In a routine filing today with the U.S. Securities and Exchange Commission, Infosys acknowledged that the company and some of its employees are targets of the U.S. government's criminal investigation of alleged visa fraud, and warned that the potential for sanctions and penalties could materially and adversely affect its business operations.
The Form 6-K, "Report of Foreign Private Issuer," is a standard form that has to be filed by foreign companies that issue stock in the United States (Infosys trades on NASDAQ). In the form, companies cover their hind quarters, so to speak, by listing risk factors that exist in the course of doing business. Infosys' 6-K for the quarter ending Dec. 31, 2011, highlighted the U.S. government's criminal investigation, which was sparked by the lawsuit filed by Infosys employee and whistleblower Jay Palmer:
On May 23, 2011, the Company received a subpoena from a grand jury in the United States District Court for the Eastern District of Texas. The subpoena requires that the Company provide to the grand jury certain documents and records related to the Company's sponsorships for, and uses of, B1 business visas. The Company is complying with the subpoena. In connection with the subpoena, during a recent meeting with the United States Attorney's Office for the Eastern District of Texas, the Company was advised that the Company and certain of its employees are targets of the investigation. The Company intends to have further discussions with the U.S. Attorney's [Office] regarding this matter, however, the Company cannot predict the outcome of the investigation by, or discussions with, the U.S. Attorney's Office.
It's noteworthy that Infosys was unable to contend that it doesn't expect these proceedings to have an adverse effect on the company, as it claims is the case with the other legal problems it's facing:
In addition, the Company is subject to other legal proceedings and claims which have arisen in the ordinary course of its business. The Company's management does not reasonably expect that these legal actions, when ultimately concluded and determined, will have a material and adverse effect on the results of operations or the financial position of the Company.
In my previous post, "With Options Limited, Infosys Tries Dismissal Tack in Palmer Case," I pointed out that Infosys is facing potentially catastrophic consequences as a result of the feds' criminal investigation, which is why it's doing everything in its power to delay responding to questions and releasing documents in the Palmer case. The nightmarish problem Infosys is facing is that Palmer and his attorney, Kenny Mendelsohn, are cooperating fully with the federal authorities conducting the investigation. Last month, Infosys filed a motion with the court for a protective order to try to keep discovery information confidential, which would have meant that Palmer wouldn't be able to share it with the feds (see my Dec. 13 post, "Court Order: Infosys Whistleblower Free to Cooperate with Feds"). Mendelsohn filed an objection to that motion, insisting that Palmer's hands not be tied in providing information to the federal authorities, and the court agreed. It added this caveat to the protective order:
However, nothing in this order shall be construed as prohibiting the plaintiff from providing truthful testimony before a grand jury, or giving truthful information to legitimate law enforcement investigative authorities.

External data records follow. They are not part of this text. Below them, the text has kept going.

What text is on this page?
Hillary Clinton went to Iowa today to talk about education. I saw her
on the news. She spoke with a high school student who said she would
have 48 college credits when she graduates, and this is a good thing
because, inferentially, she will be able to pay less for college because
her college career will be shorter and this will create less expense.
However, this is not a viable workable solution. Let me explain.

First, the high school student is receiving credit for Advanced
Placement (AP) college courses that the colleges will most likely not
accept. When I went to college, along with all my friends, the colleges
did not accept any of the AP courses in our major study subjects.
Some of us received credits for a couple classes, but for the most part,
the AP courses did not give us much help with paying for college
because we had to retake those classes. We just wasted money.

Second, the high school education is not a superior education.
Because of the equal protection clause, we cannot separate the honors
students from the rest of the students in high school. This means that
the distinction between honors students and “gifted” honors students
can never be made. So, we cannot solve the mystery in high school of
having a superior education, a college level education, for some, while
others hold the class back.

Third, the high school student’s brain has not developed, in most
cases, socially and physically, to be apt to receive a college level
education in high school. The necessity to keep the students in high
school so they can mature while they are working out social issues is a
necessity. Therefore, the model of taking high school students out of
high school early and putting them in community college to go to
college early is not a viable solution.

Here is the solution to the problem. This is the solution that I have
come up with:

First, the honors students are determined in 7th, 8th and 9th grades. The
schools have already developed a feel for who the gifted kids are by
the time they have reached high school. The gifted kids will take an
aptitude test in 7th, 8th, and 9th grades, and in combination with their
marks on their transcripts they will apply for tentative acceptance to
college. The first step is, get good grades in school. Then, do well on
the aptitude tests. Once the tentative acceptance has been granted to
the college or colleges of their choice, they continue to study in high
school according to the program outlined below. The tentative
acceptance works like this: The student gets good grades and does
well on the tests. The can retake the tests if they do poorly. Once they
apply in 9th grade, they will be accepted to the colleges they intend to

Elsewhere in today's Form 6-K filing, meanwhile, Infosys underscored the problem:
As of December 31, 2011, the majority of our technology professionals in the United States held either H-1B visas (approximately 10,211 persons, not including Infosys BPO employees or employees of our wholly owned subsidiaries), which allow the employee to remain in the United States for up to six years during the term of the work permit and work as long as he or she remains an employee of the sponsoring firm, or L-1 visas (approximately 1,958 persons, not including Infosys BPO employees or employees of our wholly owned subsidiaries), which allow the employee to stay in the United States only temporarily. In the event that the United States government or any other government undertakes any actions which limit any visa program that we utilize, or imposes sanctions, fines or penalties on us or our employees, this could materially and adversely affect our business and results of operations.
You bet it could. And it will. The only question is what sanctions and penalties will be imposed. Whatever they are, my suggestion is that they include forfeiture of Infosys' H-1B privileges. Infosys' arrogance and its blatant disrespect for this country's laws demand that it should no longer be allowed to profit from any of our visa programs.